What lies ahead for Inclusivity in 2022? As we set the pace for 2022, we asked our team at Centre for Inclusive Design to forecast the challenges and opportunities for the year ahead. Here are their predictions:
Michelle – Inclusive employee experiences.
Remote work and recruitment have levelled the playing field for many people who have been disadvantaged, discriminated against, or excluded by the traditional nine-to-five office working system. These include working parents, expecting parents, carers, people with disability, people of colour, people who are transitioning, people with physical/mental health conditions or going through difficult stages of their lives. As multidimensional humans navigating new ways of working and living, 2021 has shown us how having flexibility, choice and control benefits everyone. We all need our workplace to work for us in different ways. In 2022, there will be a continued shift in language and mindset about ‘special’ workplace arrangements, ‘accommodations’ and ‘adjustments’. The organisation’s that care and take action to overhaul archaic workplace policies, systems and strategies will win the talent with truly inclusive employee experiences which go beyond pay and perks.
Eloise – Stepping into an Inclusive future
In 2022, designers will create inclusive products without even knowing it, actively championing diverse user needs and focusing on the individual. Two years ago, there was a shift in companies’ designs as they leant on human-centred methodologies, finding success in accessible products meeting a user’s individual needs. Everlasting design trends, which have emerged from the pandemic, have favoured ‘comfort in uncomfortable times’. No better product exemplifies this momentum than the unsuspecting Croc. In 2021, Crocs grew 67 percent in revenue. I expect we’ll see a continuing shift towards functional designs challenging the boundaries of what’s fashionable, as showcased by Croc’s recent success.Brands such as Nike created accessible designs like the ‘FlyEase’, a slip-on shoe marketed towards comfort and ease of use. I believe these designs challenge standardised ideals of fashion and as a result invite a broader market, including user’s experiencing mobility disabilities.
Gabriela – Digital improvements
I believe, since working from home has become the new normal, accessibility and usability will have more attention and will help to improve digital products or services during 2022.
Scott – Gaming industry shakeup
This year I believe will be the year the video game industry truly embraces diversity. Despite being the largest entertainment in the world, the gaming industry is plagued with constant issues with sexual harassment, poor outputs which marginalise different communities and unfair working conditions. With the continued gamer pressure, along with games like The Last of Us II showing everyone how to do accessibility properly, Ghost of Tsushima embracing an all-Asian cast, and Xbox having a leadership with 50 percent women in roles, I hope we are on the precipice of the gaming industry taking on inclusion wholeheartedly.

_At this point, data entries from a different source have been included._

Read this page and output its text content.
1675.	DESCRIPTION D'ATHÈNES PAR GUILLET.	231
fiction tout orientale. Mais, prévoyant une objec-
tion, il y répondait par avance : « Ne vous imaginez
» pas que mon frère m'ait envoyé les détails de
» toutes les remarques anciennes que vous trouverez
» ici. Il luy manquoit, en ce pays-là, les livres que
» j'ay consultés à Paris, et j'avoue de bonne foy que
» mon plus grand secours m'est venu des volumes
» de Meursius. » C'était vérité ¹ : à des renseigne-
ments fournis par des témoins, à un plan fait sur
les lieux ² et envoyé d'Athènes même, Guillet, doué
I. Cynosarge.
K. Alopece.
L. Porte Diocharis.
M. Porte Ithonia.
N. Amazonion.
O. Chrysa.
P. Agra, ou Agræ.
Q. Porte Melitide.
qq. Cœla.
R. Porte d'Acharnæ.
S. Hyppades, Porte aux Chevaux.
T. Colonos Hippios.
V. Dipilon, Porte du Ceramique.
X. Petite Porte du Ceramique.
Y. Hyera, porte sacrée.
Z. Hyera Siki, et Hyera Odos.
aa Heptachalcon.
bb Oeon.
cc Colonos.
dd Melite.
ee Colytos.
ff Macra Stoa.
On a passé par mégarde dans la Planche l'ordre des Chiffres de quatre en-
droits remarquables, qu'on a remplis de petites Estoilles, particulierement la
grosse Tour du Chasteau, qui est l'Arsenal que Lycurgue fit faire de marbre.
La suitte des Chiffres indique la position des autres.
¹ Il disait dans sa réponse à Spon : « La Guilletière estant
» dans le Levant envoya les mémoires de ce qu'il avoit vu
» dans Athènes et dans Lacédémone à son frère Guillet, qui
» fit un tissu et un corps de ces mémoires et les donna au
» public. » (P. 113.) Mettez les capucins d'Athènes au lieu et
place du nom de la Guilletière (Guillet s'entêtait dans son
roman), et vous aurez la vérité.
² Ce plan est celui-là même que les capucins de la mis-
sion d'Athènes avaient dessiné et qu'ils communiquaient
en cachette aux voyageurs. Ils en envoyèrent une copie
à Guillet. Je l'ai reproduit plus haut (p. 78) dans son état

Jack – Equality and inclusion
They say you should never let a pandemic go to waste. Over the last two years, we’ve seen vulnerable people bearing a disproportionate share of the costs of COVID-19. In areas where we should be seeing greater equity and inclusion, the unequal effects of the pandemic are reverberating along existing fault lines and creating new ones. I hope in 2022, we see a greater emphasis of Inclusion for vulnerable people. If an organisation is looking to initiate a project, I hope they consider and consult vulnerable people. If it isn’t working, then I hope we see quick action and appropriate changes to support the vulnerable.
Leila – Digital ownership
The internet historically has been a space actively focused on being interconnected and an open source. However, the concept of digital ownership has increasingly become an elusive strategy to monetise and privatise digital spaces and information. Examples of technologies being developed to create digital ownership range from NFTs to big-tech companies racing to claim control of the ‘metaverse’.
I anticipate that over this coming year, there will be a growing push-back against the idea of ownership on the internet. For us working in the inclusive design space, we will need to work to address how the privatisation of the internet will impact accessibility. We can start by asking some basic questions; who does digital ownership benefit? Who does it exclude? How does it exclude? What will be lost or made difficult to do? What are the barriers to entry?
Claire – Equality for all
Last year was a painful year of reckoning over appalling incidents in the workplace and the beginning of conversations challenging the treatment of women. While gender inequality has felt like a recurring issue, often forgotten in the perpetual news cycle, last year, something was different. The structural silencing culture that women have tolerated for years was called out; loud and clear. We’ve come a long way and with some encouragement, finally acknowledged gender equality is not a ‘women’s issue’, but rather a human issue. I hope this momentum will continue throughout the year, and we’ll see an end to ‘sweeping it under the rug’. I predict 2022 will do more than pass the Bechdel test; it will be an action-packed megahit with a female cast and a killer plotline.